Выходит, она напрасно проделала весь этот путь. И Степанков может вот так просто ей отказать. Она думала о встрече всю дорогу. Может, надо было как — то иначе подвести Степанкова к этому вопросу? Саша открыла сумочку и достала несколько фотографий.

— Смотри, как по мне, фотография удачна, — Саша говорила это так буднично, словно Степанков давно дал согласие. — Глаза хорошо видны. Посмотри еще, может, тебе другая подойдет?

На Степанкова смотрела девочка лет трех. Смешные тоненькие косички. Дальше несколько фотографий запечатлели Настю — первоклассницу. Не надо иметь семь пядей во лбу, чтобы не понять, насколько девочка счастлива. Еще одна фотография, где Настя с бабушкой. Судя по дате на обороте — это была одна из последних фотографий накануне аварии. Рассмотрев фотографии, Степанков сложил их в стопочку, и молча, протянул Саше.

— Ладно. Нет, так нет. Я пошла. Может, ты и прав. Поеду домой, приготовлю Стрельникову обед. — Саша легонько коснулась губами гладковыбритой щеки Степанкова и, бросив фотографии в сумочку, не прощаясь, направилась к двери.

Во второй половине дня, справившись в основном с текущими делами, Степанков позвонил Саше. Вместо обычно быстрого ответа с трубки донеслась знакомая мелодия.

«Неужели она могла действительно поехать к кому — то на прием? — в подобное Степанков не мог поверить. Но, когда Саша не ответил и через полчаса — Степанков обеспокоился не на шутку.

Городской телефон в квартире Стрельникова трезвонил в пустой квартире. Степанков уже не рад был, что отпустил Сашу в таком состоянии. Это ему все предельно ясно, а что ясно Саше — это еще вопрос. Он достал старую, потрепанную записную книжку, которая с годами растрепалась от записей и вложенных бумажек. Менять ее на другую никто не собирался. Пусть старомодно, за то — надежно. И если кому — то мобильный телефон заменил все записные книжки, то Степанков доверял только письменному варианту.

К мобильному телефону он относился как к чему — то временному: легко теряется или могут украсть.

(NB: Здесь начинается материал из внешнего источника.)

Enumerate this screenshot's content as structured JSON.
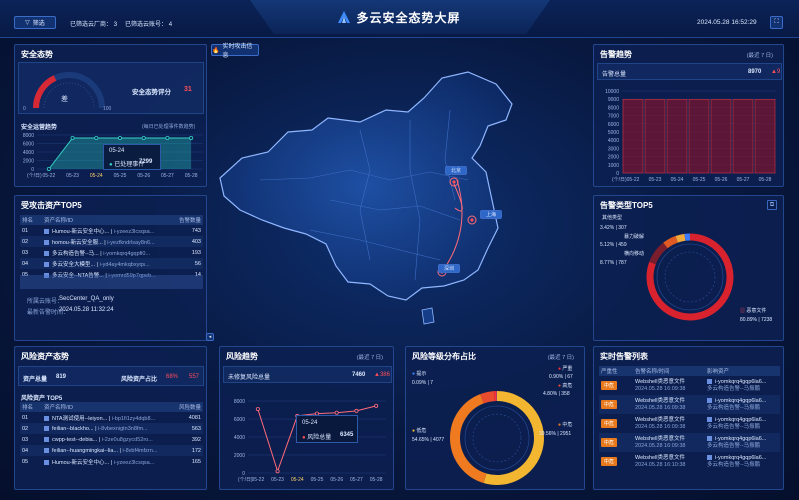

У Степанкова никто телефон не крал. А сколько он потерял — не помнил. Поэтому, все самое важное, Степанков, по — старинке, хранил в записной книжке.

Пролистав пожелтевшие странички, Юрий Николаевич нашел номер телефона Андреевой на Новоалексеевской улице. В какой — то момент, когда он уже и не надеялся, что к телефону подойдут, после длинных гудков, до уха донеслось шипение и а потом чередой пошли короткие гудки. На том конце положили трубку. Больше ему дозвониться не удалось.

Через час Степанков был на Новоалексеевской улице. Знакомую дверь на третьем этаже никто не спешил открывать. Степанков прислушался, но кроме тишины никаких признаков жизни Он, не долго думая, заколотил мощными кулаками в дверь, вымещая этим все свое негодование волнение и внутренний страх, что мог опоздать. Он готов был разнести в щепки дверь, когда с последним ударом щелкнул замок. На пороге возникла Александра.

— Проходи, я знала, что ты приедешь, только забыла включить звонок, — Саша посторонилась, пропуская Степанкова в квартиру.

— Откуда ты могла знать?

Степанков сердился на себя, за свой страх и что повелся на ее уловку, как мальчишка. И чего, спрашивается, он так переполошился?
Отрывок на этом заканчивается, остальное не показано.